Deferred maintenance improvements at the county-owned property include work on holes 1 through 3 and realignment of hole 7 for safety; driving range practice area improvements; and cart path improvements for the entire golf course. “It’s fundamental to what we should be doing with all assets—taking care of maintenance first,” County Manager Steven Lynne says.
Los Alamos, N.M. County Council acted voted 5-1 Dec. 13 to improve the county-owned golf course, the Los Alamos Daily Post reported. Regarding the Los Alamos County Golf Course, Council agreed to:
– Prioritize maintenance of the golf course facility and select none of the Phase 2 design concept options at this time; and that administrative management controls continue to be used at the driving range for safety.
– Add scope to the Phase 1 golf course site improvement project, prior to being re-bid, and address the additional safety and maintenance needs that remain unaddressed by Phase 1 as follows: deferred maintenance improvements for holes 1 through 3 and realignment of hole 7 for safety; driving range practice area improvements; cart path improvements for entire golf course; and return to Council with a budget revision required to accomplish all needed maintenance and improvements at the time of bid award.
– Request separate bids for a high fence on the existing driving range that prevents balls from leaving the range.
Council followed County Manager Steven Lynne’s recommendation to not pursue the proposed design options at this time but focus on deferred maintenance, the Daily Post reported.
“I wanted to share a little perspective of what I’m recommending here as County Manager … I share a lot of mixed feelings … there have been a lot of ups and downs on this project over the past 10 years … and certainly over the past 10 weeks and 10 days.
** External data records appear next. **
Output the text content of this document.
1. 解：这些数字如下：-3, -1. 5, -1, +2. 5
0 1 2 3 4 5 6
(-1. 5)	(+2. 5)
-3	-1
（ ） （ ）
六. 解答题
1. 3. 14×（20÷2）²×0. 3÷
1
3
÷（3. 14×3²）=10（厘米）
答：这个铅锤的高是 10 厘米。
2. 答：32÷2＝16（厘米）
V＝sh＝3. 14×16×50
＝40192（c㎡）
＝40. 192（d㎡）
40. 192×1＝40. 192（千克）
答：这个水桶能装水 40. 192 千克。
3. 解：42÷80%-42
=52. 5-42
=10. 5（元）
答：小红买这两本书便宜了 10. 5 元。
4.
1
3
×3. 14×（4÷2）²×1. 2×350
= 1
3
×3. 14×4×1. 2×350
It was not an easy decision …,” Lynne said.
During that time there was a lot of debate that this wasn’t a new project but existing maintenance, the Daily Post reported. Deferred maintenance is a big focus for the County, Lynne added.
“It’s fundamental to what we should be doing with all assets—taking care of maintenance first,” Lynne said.
Councilor David Reagor, who made the motion that council approved, explained why he wanted to include a request for bids on the fence at the driving range, the Daily Post reported.
“We should include this extra bidding process to try to get bids on the fence but not link that to the immediate work preparing the course and doing all the deferred maintenance on the course … and then all the previous investment in the irrigation system stays the same because we’re going to use the course the way it is and then all these improvements are for the course in its current format, in its current layout,” he said. “So we haven’t wasted either the current irrigation system [and] any other deferred maintenance wasn’t wasted either and then we’ll address the safety issues in the separate round, in the separate bid.”
Councilor David Izraelevitz explained he opposed the motion because it didn’t address the safety concerns at the course, the Daily Post reported.
“I appreciate that the golfers want to take care of what we have,” he said. “I think we all want to take care of what we have. What we have is a safety issue as much as and maybe more than we have cart path issues, ADA accessibility and as much as we have greens and drainage, we have a safety issue and I feel like we have to take care of that somehow. I don’t see any solution tonight that would address that … this does not address it either.”
Others on council supported the motion, the Daily Post reported. Council Chair Randall Ryti said he felt the options for the course are limited and the one council approved was the best course of action.
“We’re limited in what options we can have so I think this is the best tool we can use with the golf course and … hopefully will address the issue going on now for 10-20 years and we can actually see the maintenance that’s needed and improvements to the course …,” he said.
Golfers and members of the public voiced support for council’s decision, the Daily Post reported.
“The golf course improvement effort, which has languished for 15 years, will move forward,” Los Alamos resident Kurt Anast told the Daily Post. “Council made a difficult decision and managed to find a middle ground that will provide for all of the golf course infrastructure improvements and not increase the golf course footprint. So, all interests should be pleased they were able to find a solution.”
“Council explored all of the options, and none were acceptable to all interested parties – golfers, open space, architects,” Anast added. “It was a difficult decision, but it will get the ball rolling – finally.”
Los Alamos resident Kevin Holsapple concurred, the Daily Post reported.
“For the moment last evening, common sense prevailed,” Holsapple told the Daily Post. “The County Council listened to what the involved public had to say and made a decision that demonstrated that public input can be heard, valued, and responded to. It was a bit of positive news after months and multiple meetings of providing pretty much the same input and feeling that the input was not always heard, valued, or responded to.”
While council’s decision seems to have won broad approval in the community, Holsapple told the Daily Post the work is not done.
“It was also a positive experience working with leaders in the local golfing community to identify our common interests and jointly communicate them to the county,” he said. “The decision last night embraced one element of our joint input, but it remains to be seen whether the county will embrace the other two major recommendations that we made [refocusing priorities on taking care of what we have and rezoning the forested areas adjacent to the golf course to OS-PO to preserve their existing character]. I hope they will.”